When Simon reached their first scout three hundred yards from the line of campfires that held back the night, he snapped the man's neck. Then, he ripped him to pieces and left him where he lay. With any luck, they’d think it was goblins or something worse.
Once that was done, he was about to turn away to find another scout to end in the same way until a boulder caught his eye. It was large, nearly round, and precariously balanced. More importantly, there was still plenty of slope between him and the leading edge of the camp, which meant that if he could move it, there was every likelihood that it would rampage right through several rows of tents and cause all kinds of chaos.
Which is exactly the sort of thing that might make a soldier afraid, he decided. Though soldiers weren’t quite as superstitious as sailors, they weren’t so good with enemies they couldn’t meet on the battlefield. It was one thing to know that a hoard of centaurs might kill you, but at least you could die on your feet. It was quite another to face a volcano or an earthquake.
Simon looked around the slope and imagined all the chain reactions he could cause with a major word of earth. Sadly, for the moment, that was entirely out of his reach, but acts of pure brute strength were not.
When he approached the boulder and pressed against it experimentally, it didn’t move. He thought about simply pushing against it with his shoulder as hard as he could, but after seeing a nearby log, decided there was a better way.
“You can be insanely strong, but still not as strong as a lever,” he chastised himself as he picked up the several hundred-pound piece of wood and, with great effort, thrust it partway under the rock.
The second time he tried, it shifted almost immediately, and with only a little strain, he forced the thing to roll forward once. It hung there for a second like it had found a new resting point, and then, with agonizing slowness, it turned over again. That time, it didn’t slow down at all. Instead, with every turn, it started to move faster and faster. Soon, more medium-sized stones followed in its wake, spreading out slightly to expand the tiny avalanche.
Simon smiled. This was going to be far more devastating than he had ever planned. It wasn't a tactic that he was going to be able to repeat easily, but it would be worth looking around on the slopes to see if he could find any other good setups.

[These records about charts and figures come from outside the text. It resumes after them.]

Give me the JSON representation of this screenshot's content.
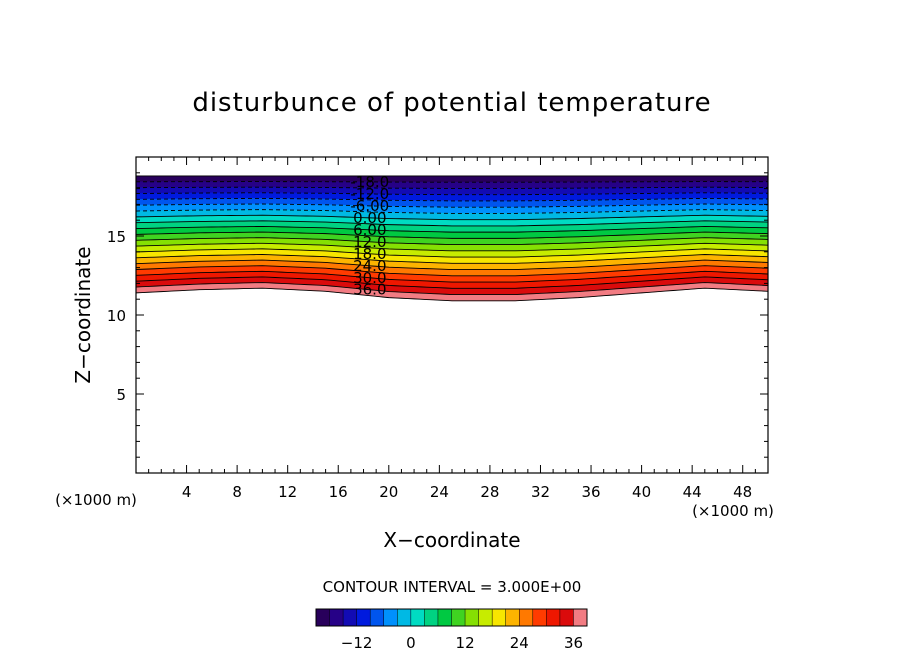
{
  "chart_data": {
    "type": "contour",
    "title": "disturbunce of potential temperature",
    "xlabel": "X−coordinate",
    "ylabel": "Z−coordinate",
    "x_unit_left": "(×1000 m)",
    "x_unit_right": "(×1000 m)",
    "xlim": [
      0,
      50
    ],
    "ylim": [
      0,
      20
    ],
    "x_ticks": [
      "4",
      "8",
      "12",
      "16",
      "20",
      "24",
      "28",
      "32",
      "36",
      "40",
      "44",
      "48"
    ],
    "y_ticks": [
      "5",
      "10",
      "15"
    ],
    "contour_interval_text": "CONTOUR INTERVAL = 3.000E+00",
    "contour_interval": 3.0,
    "contour_labels": [
      "-18.0",
      "-12.0",
      "-6.00",
      "0.00",
      "6.00",
      "12.0",
      "18.0",
      "24.0",
      "30.0",
      "36.0"
    ],
    "field_min": -21,
    "field_max": 39,
    "colorbar_ticks": [
      "−12",
      "0",
      "12",
      "24",
      "36"
    ],
    "top_boundary_z": 18.8,
    "bottom_boundary_profile": {
      "x": [
        0,
        5,
        10,
        15,
        20,
        25,
        30,
        35,
        40,
        45,
        50
      ],
      "z": [
        11.4,
        11.6,
        11.7,
        11.5,
        11.1,
        10.9,
        10.9,
        11.1,
        11.4,
        11.7,
        11.5
      ]
    },
    "negative_contours": "dashed",
    "positive_contours": "solid"
  }
}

There were a few outcries even before the stones hit the pickets or the tents, but they were of surprise and alarm. They wouldn’t be enough to save many people.
Simon had managed to move five tons of stone a few inches, but when it hit the outer defenses of the Murani camp, it was a hundred-ton wave of rock that killed and crushed with equal impunity. For a few frantic seconds, there were the sounds of screams as people died and the snapping of wood as tents, large and small, were flattened.
When the rocks were still, though, there was only the sound of the wounded moaning in pain and the bewilderment of those who’d been spared. Simon smelled dust on the rain during the avalanche, but now that it was done, he found a new aroma on the breeze: blood.
He could smell the carnage from here, and it made his mouth water. It was a hundred times sweeter than any goblin. That was when he turned around and started back up the slope. He could resist temptation, but only to a certain point, and for this evening, he’d reached it. Dozens of dying men smelled far too much like a banquet to him than he was comfortable with.
He retreated to the darkness of his goblin den with hours left in the night, satisfied with that. He dreaded the stench, but tomorrow, he could try to find a better place. Surely, there was a cave in one of these mountains that only smelled like water and dust. He would find it, and maybe once this army was done, he would meditate there until the beast within him was once more entirely under his control.